Kıdem Tazminatını yağmalayacaklar
“Yöneticilerin harcama hovardalığı ülkeyi bu hale getirdi” diye devam eden Şahinöz, bütçe açığı ve ekonomik faaliyetlerin durması nedeniyle vergi gelirlerinde yaşanan düşüşün hükümeti ciddi oranda zora soktuğunu söyledi. Hükümetin mevcut sıkışıklığı aşmak uğruna işçilerin kalesi sayılan kıdem tazminatına göz diktiğini de sözlerine ekleyen Şahinöz, “Daha önce İşsizlik Fonu’nda saldırıp oradaki kaynakları harcadıkları gibi, bu sefer de işçilerin kıdem tazminatını bir fona devredip, o fondan biriken kıdem tazminatını kullanacaklar. Bu yüzden de hazinenin borçlanma limitini arttırdılar” dedi.
Bilançoları makyajlama
Yeditepe Üniversitesi Öğretim Üyesi Prof. Dr. Veysel Ulusoy ise, yapılmak istenenin piyasaya sunulan kredi hacmini arttırması ve kredi bilançoların makyajlama amacı taşıdığını söyledi.

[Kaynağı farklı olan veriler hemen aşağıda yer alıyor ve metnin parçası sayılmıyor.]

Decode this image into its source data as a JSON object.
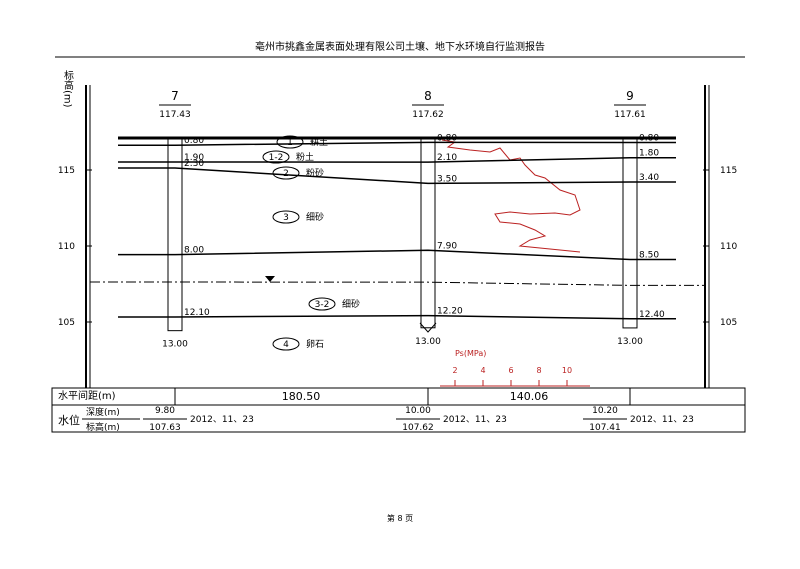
{
  "header": {
    "title": "亳州市挑鑫金属表面处理有限公司土壤、地下水环境自行监测报告"
  },
  "axis": {
    "label": "标高(m)",
    "ticks": [
      "115",
      "110",
      "105"
    ]
  },
  "boreholes": [
    {
      "id": "7",
      "elevation": "117.43",
      "depths": [
        "0.80",
        "1.90",
        "2.30",
        "8.00",
        "12.10"
      ],
      "bottom": "13.00",
      "water_depth": "9.80",
      "water_elevation": "107.63",
      "date": "2012、11、23"
    },
    {
      "id": "8",
      "elevation": "117.62",
      "depths": [
        "0.80",
        "2.10",
        "3.50",
        "7.90",
        "12.20"
      ],
      "bottom": "13.00",
      "water_depth": "10.00",
      "water_elevation": "107.62",
      "date": "2012、11、23"
    },
    {
      "id": "9",
      "elevation": "117.61",
      "depths": [
        "0.80",
        "1.80",
        "3.40",
        "8.50",
        "12.40"
      ],
      "bottom": "13.00",
      "water_depth": "10.20",
      "water_elevation": "107.41",
      "date": "2012、11、23"
    }
  ],
  "layers": [
    {
      "code": "1",
      "name": "耕土"
    },
    {
      "code": "1-2",
      "name": "粉土"
    },
    {
      "code": "2",
      "name": "粉砂"
    },
    {
      "code": "3",
      "name": "细砂"
    },
    {
      "code": "3-2",
      "name": "细砂"
    },
    {
      "code": "4",
      "name": "卵石"
    }
  ],
  "ps_scale": {
    "label": "Ps(MPa)",
    "ticks": [
      "2",
      "4",
      "6",
      "8",
      "10"
    ]
  },
  "table": {
    "spacing_label": "水平间距(m)",
    "spacings": [
      "180.50",
      "140.06"
    ],
    "water_label": "水位",
    "depth_label": "深度(m)",
    "elevation_label": "标高(m)"
  },
  "footer": "第 8 页"
}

Ulusoy, hükümetin hazırlığını şöyle değerlendirdi: “Bir yönüyle hazine tarafından kamu bankaları ve kamu katılım bankalarına verilen hatır senedi olan DİBS’ler, kredi genişlemesi ve benzeri amaçla piyasaya sunulan kredi hacmini artırma ve bilançoları makyajlama amacı taşıyan yöntemdir. DİBS’leri hazineden alan kamu bankaları, temel olarak bunu Merkez Bankası’na repo sistemiyle yatıracak ve elde ettikleri parasal genişlemeyle yine kredilerini artırma, gayrimenkul sektörünün fonlamasına yardım etme ve benzeri amaçlı kullanıma gidecektir. Türkiye Varlık Fonu kapsamında işlenecek bu parasal genişleme; bir bakıma görev zararları oldukça yüksek seviyede olan kamu bankalarının bilançolarını da makyajlayacak bir ortam yaratacaktır.”
İslami ekonomi
Tartışılması gereken diğer bir konunun ise katılım bankalarının belirli bir faiz oranıyla fonda yararlanması meselesi olduğunu dile getiren Ulusoy, “İslami ekonominin tartışıldığı şu günlerde bu faizin de gündeme gelmesi gerekir” dedi. Ulusoy, sözlerini şöyle tamamladı: “2019 yılı Merkezi Yönetim Bütçe Kanunu’nda, Bütçe Kanunu’nun 1’inci maddesinin birinci fıkrasının (a) bendi ile belirlenen başlangıç ödeneklerinin yüzde 3’üne kadar ikrazen Özel Tertip Devlet İç Borçlanma Senedi ihraç edilebileceği, ihraç edilecek ikrazen Özel Tertip Devlet İç Borçlanma Senetlerinin kamu sermayeli bankalar ile kamu kurum ve kuruluşları arasındaki dağılımını, senetlerin vadesini, faiz ve diğer şartlarını belirlemeye Hazine ve Maliye Bakanlığı’nın yetkili olduğu hüküm altına alınmıştır.”